LAS VEGAS – A disgruntled casino employee accused of shooting two executives at a company picnic in Las Vegas planned an escape and spent days on the run before a sheriff's deputy happened upon him sleeping in a car Thursday near a small Texas Panhandle town, authorities said.
A deputy on routine patrol checked the license plate of a car parked at a highway rest stop not far from the New Mexico state line and found it was stolen from Utah. When confronted by Oldham County deputies, Anthony J. Wrobel initially reached for a 9mm handgun but then surrendered without incident, authorities said.
Police did not provide details about Wrobel's issues at work and were trying to find out where he was going. But officials said police found a note at the casino dealer's home "that talked about his displeasure with The Venetian and management at the corporation."
"This awful crime occurred because of a disgruntled employee who decided to take out his anger by using violence," Las Vegas police Capt.
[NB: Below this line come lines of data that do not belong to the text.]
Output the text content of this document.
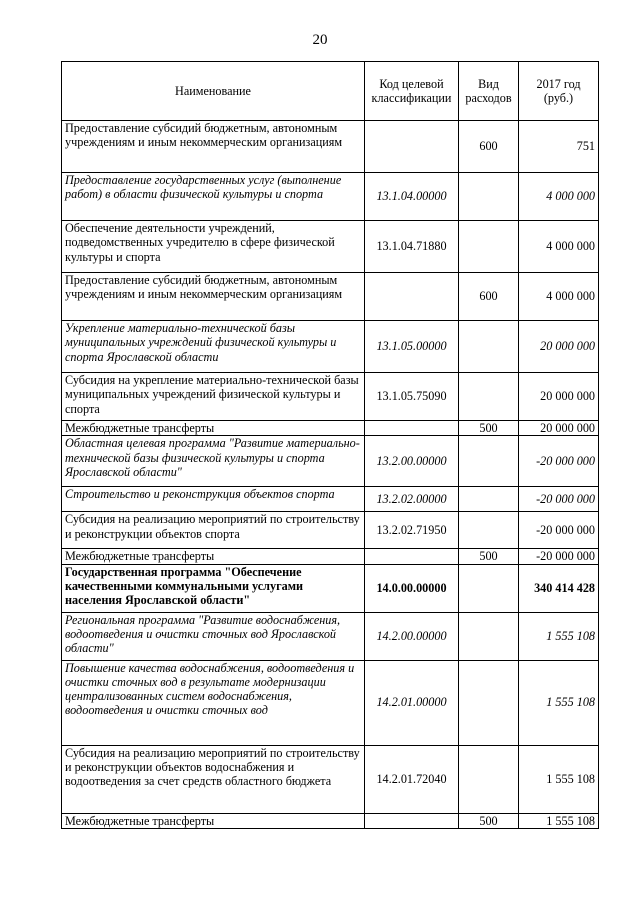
20
Наименование	Код целевой классификации	Вид расходов	2017 год (руб.)
Предоставление субсидий бюджетным, автономным учреждениям и иным некоммерческим организациям		600	751
Предоставление государственных услуг (выполнение работ) в области физической культуры и спорта	13.1.04.00000		4 000 000
Обеспечение деятельности учреждений, подведомственных учредителю в сфере физической культуры и спорта	13.1.04.71880		4 000 000
Предоставление субсидий бюджетным, автономным учреждениям и иным некоммерческим организациям		600	4 000 000
Укрепление материально-технической базы муниципальных учреждений физической культуры и спорта Ярославской области	13.1.05.00000		20 000 000
Субсидия на укрепление материально-технической базы муниципальных учреждений физической культуры и спорта	13.1.05.75090		20 000 000
Межбюджетные трансферты		500	20 000 000
Областная целевая программа "Развитие материально-технической базы физической культуры и спорта Ярославской области"	13.2.00.00000		-20 000 000
Строительство и реконструкция объектов спорта	13.2.02.00000		-20 000 000
Субсидия на реализацию мероприятий по строительству и реконструкции объектов спорта	13.2.02.71950		-20 000 000
Межбюджетные трансферты		500	-20 000 000
Государственная программа "Обеспечение качественными коммунальными услугами населения Ярославской области"	14.0.00.00000		340 414 428
Региональная программа "Развитие водоснабжения, водоотведения и очистки сточных вод Ярославской области"	14.2.00.00000		1 555 108
Повышение качества водоснабжения, водоотведения и очистки сточных вод в результате модернизации централизованных систем водоснабжения, водоотведения и очистки сточных вод	14.2.01.00000		1 555 108
Субсидия на реализацию мероприятий по строительству и реконструкции объектов водоснабжения и водоотведения за счет средств областного бюджета	14.2.01.72040		1 555 108
Межбюджетные трансферты		500	1 555 108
Robert Plummer told reporters.
Authorities say Wrobel, 42, planned Sunday's attack, leaving a second getaway vehicle in a parking structure at the busy Las Vegas airport three days before shooting the executives at close range while they sat at a table at a nearby park, Plummer said. Mia Banks was killed, and Hector Rodriguez was critically wounded.
Wrobel fled in his distinctive black and purple Dodge Charger, which police quickly found parked at the airport. He drove in the second car north some 170 miles (275 kilometers) to Cedar City, Utah, where he stole a Utah license plate from another vehicle, according to a brief chronology that Plummer provided.
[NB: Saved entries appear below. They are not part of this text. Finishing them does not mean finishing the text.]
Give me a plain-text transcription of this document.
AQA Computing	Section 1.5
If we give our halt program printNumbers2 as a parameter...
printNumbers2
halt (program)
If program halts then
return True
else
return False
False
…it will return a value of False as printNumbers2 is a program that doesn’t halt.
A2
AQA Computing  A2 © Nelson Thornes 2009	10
He was arrested hundreds of miles away in Texas, where deputies found two high-capacity magazines in his vehicle. Police said they don't believe he had help in his escape.
Wrobel was being held in Texas pending his transfer to Nevada to face charges of murder, attempted murder and armed battery. He also was named in a federal complaint Tuesday as a fugitive from justice.
Investigators have said they believe the victims were targeted but have not said why.
Las Vegas Sands Corp., which operates The Venetian, said Banks was vice president of casino operations and Rodriguez was executive director of table games. Both worked at the resort since it opened in 1999.
Wrobel, who worked at the casino for 14 years, has been fired, Sands spokesman Ron Reese said.
The company had offered a $50,000 reward for information about Wrobel's whereabouts and will now donate the money to the National Law Enforcement Officers Memorial Fund, Reese said.
Associated Press writer David Warren in Dallas contributed to this report.